RF technique involves sampling of the input data with replacement (bootstrap sampling). In this sampling, about one thrird of the data is not used for training and can be used to testing.These are called the out of bag samples. Error estimated on these out of bag samples is the out of bag error.
The OOB error is often used for assessing the prediction performance of RF. An advantage of the OOB error is that the complete original sample is used both for constructing the RF classifier and for error estimation.

## What is the difference between Bagging and Random Forest?

bagging is not same as random forest.

Bagging creates randomized samples of the data set and grows trees on a different sample of the original data. The remaining 1/3 of the sample is used to estimate unbiased OOB error. It considers all the features at a node (for splitting). Once the trees are fully grown, it uses averaging or voting to combine the resultant predictions.

The need for random forest surfaced after discovering that the bagging algorithm results in correlated trees when faced with a dataset having strong predictors. Unfortunately, averaging several highly correlated trees doesn't lead to a large reduction in variance.

But how do correlated trees emerge? Good question! Let's say a data set has a very strong predictor, along with other moderately strong predictors. In bagging, a tree grown every time would consider the very strong predictor at its root node, thereby resulting in trees similar to each other.

The main difference between random forest and bagging is that random forest considers only a subset of predictors at a split. This results in trees with different predictors at top split, thereby resulting in decorrelated trees and more reliable average output. That's why we say random forest is robust to correlated predictors.

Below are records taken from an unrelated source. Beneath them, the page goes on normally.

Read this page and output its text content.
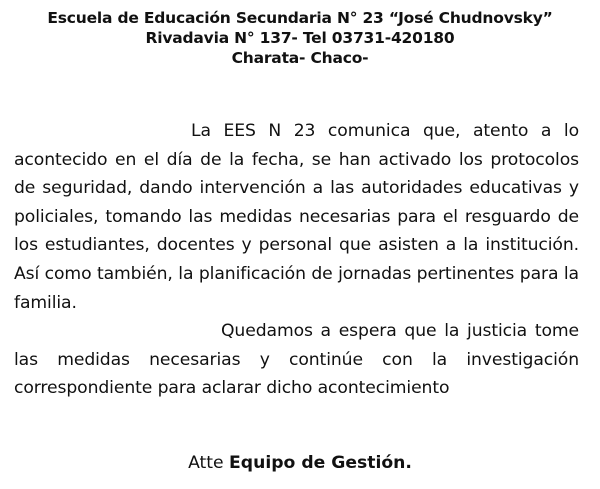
Escuela de Educación Secundaria N° 23 “José Chudnovsky”
Rivadavia N° 137- Tel 03731-420180
Charata- Chaco-

La EES N 23 comunica que, atento a lo acontecido en el día de la fecha, se han activado los protocolos de seguridad, dando intervención a las autoridades educativas y policiales, tomando las medidas necesarias para el resguardo de los estudiantes, docentes y personal que asisten a la institución. Así como también, la planificación de jornadas pertinentes para la familia.

Quedamos a espera que la justicia tome las medidas necesarias y continúe con la investigación correspondiente para aclarar dicho acontecimiento

Atte Equipo de Gestión.
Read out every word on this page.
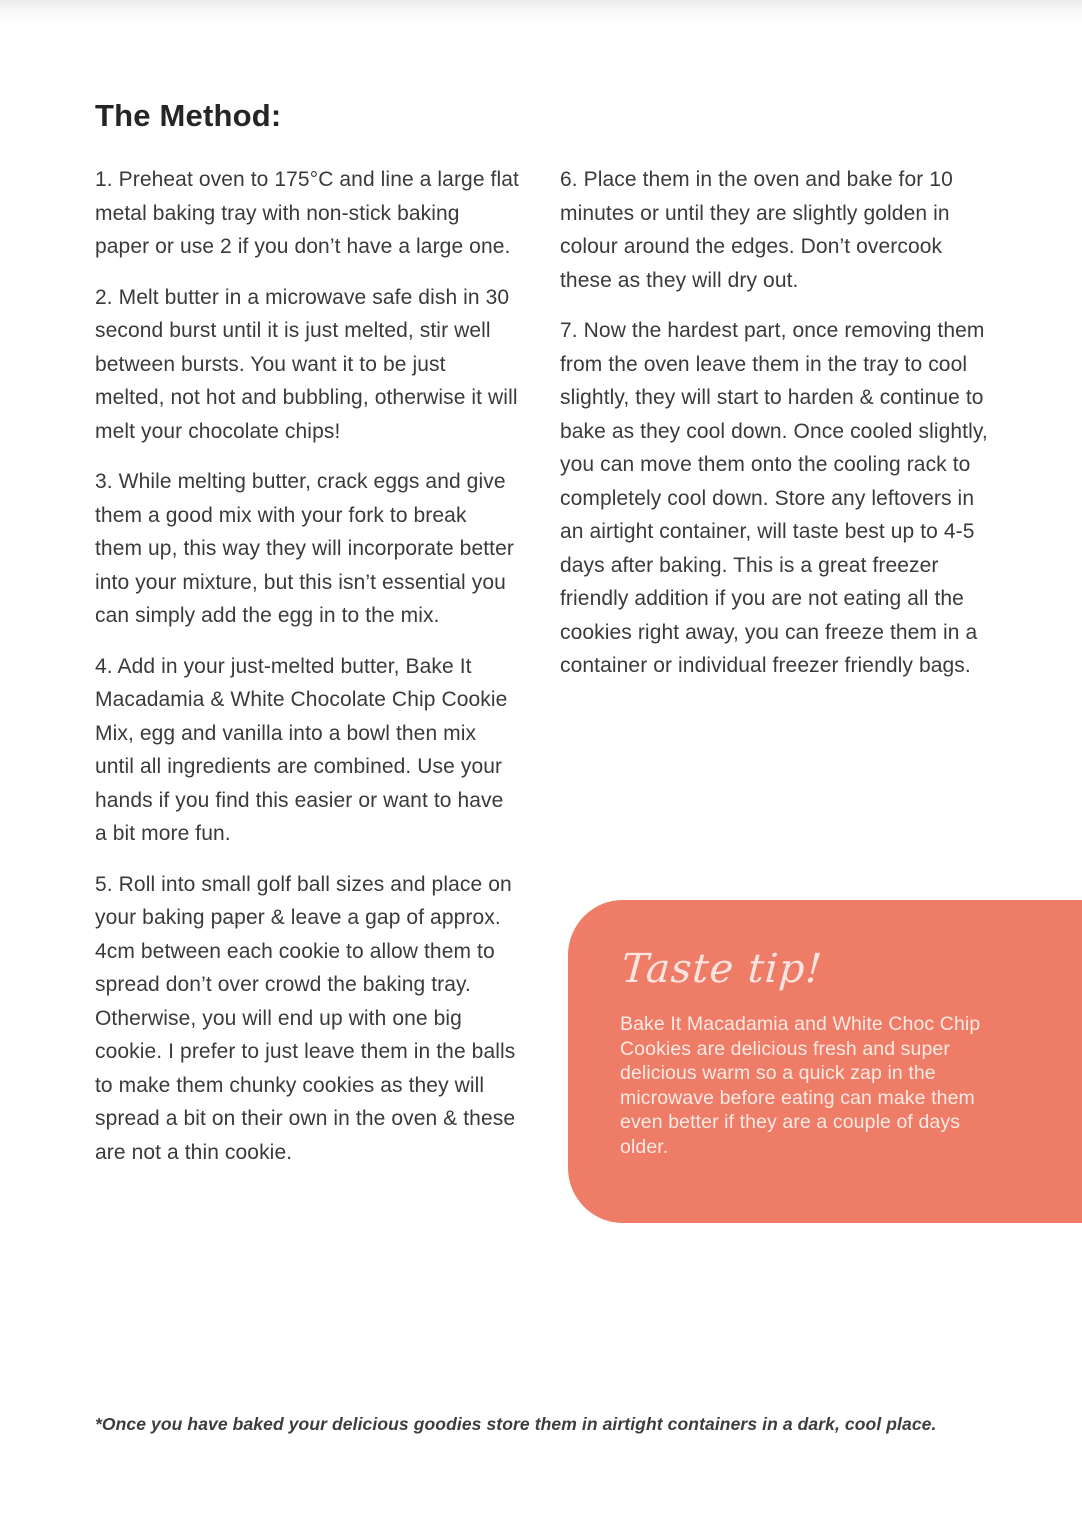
The Method:

1. Preheat oven to 175°C and line a large flat metal baking tray with non-stick baking paper or use 2 if you don’t have a large one.

2. Melt butter in a microwave safe dish in 30 second burst until it is just melted, stir well between bursts. You want it to be just melted, not hot and bubbling, otherwise it will melt your chocolate chips!

3. While melting butter, crack eggs and give them a good mix with your fork to break them up, this way they will incorporate better into your mixture, but this isn’t essential you can simply add the egg in to the mix.

4. Add in your just-melted butter, Bake It Macadamia & White Chocolate Chip Cookie Mix, egg and vanilla into a bowl then mix until all ingredients are combined. Use your hands if you find this easier or want to have a bit more fun.

5. Roll into small golf ball sizes and place on your baking paper & leave a gap of approx. 4cm between each cookie to allow them to spread don’t over crowd the baking tray. Otherwise, you will end up with one big cookie. I prefer to just leave them in the balls to make them chunky cookies as they will spread a bit on their own in the oven & these are not a thin cookie.

6. Place them in the oven and bake for 10 minutes or until they are slightly golden in colour around the edges. Don’t overcook these as they will dry out.

7. Now the hardest part, once removing them from the oven leave them in the tray to cool slightly, they will start to harden & continue to bake as they cool down. Once cooled slightly, you can move them onto the cooling rack to completely cool down. Store any leftovers in an airtight container, will taste best up to 4-5 days after baking. This is a great freezer friendly addition if you are not eating all the cookies right away, you can freeze them in a container or individual freezer friendly bags.

Taste tip!
Bake It Macadamia and White Choc Chip Cookies are delicious fresh and super delicious warm so a quick zap in the microwave before eating can make them even better if they are a couple of days older.
*Once you have baked your delicious goodies store them in airtight containers in a dark, cool place.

Decision stump , a decision tree classifier with depth set to one (two splits)

# DT vs RF

The first is the number of features to consider when looking for the best split at each tree node: while DT considers all the features, RF considers a random subset of them, of size equal to the parameter max_features.

The second is that, while DT considers the whole training set, a single RF tree considers only a bootstrapped sub-sample of it.

Averaging ensembles such as a RandomForestClassifier and ExtraTreesClassifier are meant to tackle the variance problems (lack of robustness with respect to small changes in the training set) of individual DecisionTreeClassifier instances.

#### to make single decisin tree using RF

```python
clf = RandomForestClassifier(n_estimators=1, max_features=None, bootstrap=False)

```

in which case neither bootstrap sampling nor random feature selection will take place, and the performance should be roughly equal to that of a single decision tree.

# RF vs ET

ERT do not resample observations when building a tree. (They do not perform bagging.)

ERT do not use the “best split.”
Like a RF, ERT select a random subset of predictors for each split. 
Instead of the “best split” for the predictors, ERT makes a small number of randomly chosen splits-points for each of the selected predictors. In the original method, this value was 1. (A tuning parameter: numRandomCuts)
ERT then selects the “best split” from this small number of choices.

Random forest that develop each decision tree from a bootstrap sample of the training dataset, the Extra Trees algorithm fits each decision tree on the whole training dataset.